DBS is an intervention currently used for treatment of severe otherwise treatment-refractory OCD (under a humanitarian device exemption, from the FDA). This modern technology enables the chronic electrical stimulation of deep brain regions via surgical implantation of fine electrodes into the targeted brain region, connected to an implanted power source. DBS has also been approved for Parkinson disease, and is being actively studied for additional neuropsychiatric indications, such as major depression. Various indications for DBS involve stimulation of different regional brain targets.

Error Monitoring

Error monitoring refers to the cognitive process of monitoring and responding to one's own errors during the performance of a task.

Fear Conditioning

Laboratory fear conditioning is an experimental paradigm used to teach animals or humans to form an association between a neutral stimulus (such as a light or a tone) and an aversive unconditioned stimulus (US, such as a mild electric shock). The presentation of the now conditioned stimulus (CS) triggers the organism to exhibit a number of physiological responses. Most commonly measured conditioned responses are freezing and potentiated startle in rodents, and skin conductance and potentiated startle responses in humans.

Fear Extinction

This is a training phase in conditioning studies that occurs after fear conditioning. During fear extinction, the cue (the conditioned stimulus, CS) is repeatedly presented in the absence of the unconditioned stimulus (US). This extinction training (or within-session extinction learning) leads to decrement of the conditioned responses over trials. Subsequent test of the extinction learning after a delay (i.e. 24 hours) is referred to as extinction recall (or retention) test.

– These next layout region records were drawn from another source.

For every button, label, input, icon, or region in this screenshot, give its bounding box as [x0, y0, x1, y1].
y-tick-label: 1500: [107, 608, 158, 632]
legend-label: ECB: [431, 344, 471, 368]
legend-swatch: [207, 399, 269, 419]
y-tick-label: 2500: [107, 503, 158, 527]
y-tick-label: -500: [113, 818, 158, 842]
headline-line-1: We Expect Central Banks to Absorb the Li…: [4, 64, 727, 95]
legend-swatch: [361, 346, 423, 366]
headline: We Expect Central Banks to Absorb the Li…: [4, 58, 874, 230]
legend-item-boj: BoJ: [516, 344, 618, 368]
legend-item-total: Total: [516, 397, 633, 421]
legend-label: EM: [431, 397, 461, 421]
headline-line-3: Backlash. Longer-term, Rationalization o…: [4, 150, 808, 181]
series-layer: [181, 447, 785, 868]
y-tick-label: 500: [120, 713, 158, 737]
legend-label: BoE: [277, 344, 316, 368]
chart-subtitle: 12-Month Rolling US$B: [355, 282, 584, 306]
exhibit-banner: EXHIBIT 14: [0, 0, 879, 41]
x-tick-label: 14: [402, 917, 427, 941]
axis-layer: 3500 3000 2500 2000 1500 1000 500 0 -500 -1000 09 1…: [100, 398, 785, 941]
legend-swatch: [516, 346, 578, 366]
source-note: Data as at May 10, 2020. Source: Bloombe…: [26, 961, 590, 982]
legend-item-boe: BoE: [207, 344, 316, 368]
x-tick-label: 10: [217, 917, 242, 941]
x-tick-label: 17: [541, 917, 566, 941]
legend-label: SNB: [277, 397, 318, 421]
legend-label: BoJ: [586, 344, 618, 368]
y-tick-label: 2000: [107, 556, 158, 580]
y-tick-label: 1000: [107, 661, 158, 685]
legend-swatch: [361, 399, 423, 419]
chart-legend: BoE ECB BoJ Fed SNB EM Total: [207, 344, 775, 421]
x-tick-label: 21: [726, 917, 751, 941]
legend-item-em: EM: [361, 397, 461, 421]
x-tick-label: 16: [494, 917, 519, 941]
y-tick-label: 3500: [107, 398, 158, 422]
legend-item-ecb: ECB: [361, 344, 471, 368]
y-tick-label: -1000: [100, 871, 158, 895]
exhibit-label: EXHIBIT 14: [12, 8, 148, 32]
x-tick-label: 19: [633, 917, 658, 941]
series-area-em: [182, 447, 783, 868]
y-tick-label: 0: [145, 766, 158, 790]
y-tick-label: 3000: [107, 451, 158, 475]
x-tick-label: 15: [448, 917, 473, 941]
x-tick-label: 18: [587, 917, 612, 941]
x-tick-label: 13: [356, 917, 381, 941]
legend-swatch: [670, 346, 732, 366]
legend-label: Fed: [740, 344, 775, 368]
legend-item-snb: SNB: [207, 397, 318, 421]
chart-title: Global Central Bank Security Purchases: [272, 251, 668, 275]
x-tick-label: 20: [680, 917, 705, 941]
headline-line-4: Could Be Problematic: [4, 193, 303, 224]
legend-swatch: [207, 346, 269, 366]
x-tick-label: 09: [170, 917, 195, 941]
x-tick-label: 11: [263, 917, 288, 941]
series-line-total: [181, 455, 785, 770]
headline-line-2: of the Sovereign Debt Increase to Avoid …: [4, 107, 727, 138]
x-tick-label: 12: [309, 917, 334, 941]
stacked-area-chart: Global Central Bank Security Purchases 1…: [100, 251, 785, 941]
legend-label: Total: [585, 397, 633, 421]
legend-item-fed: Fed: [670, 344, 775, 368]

Obsessive Compulsive Disorder (OCD)

OCD is a disorder characterized by intrusive, unwanted thoughts (i.e., obsessions) and ritualized, repetitive behaviors (i.e., compulsions). The obsessions are commonly accompanied by anxiety that drives the compulsions. The compulsions, therefore, are performed to neutralize and attenuate the obsessions and anxiety.

Footnotes

Disclosure Statement: Dr. Rauch has participated in research funded by Cyberonics and Medtronic. Dr. Milad has received consulting fees from MircoTransponder Inc.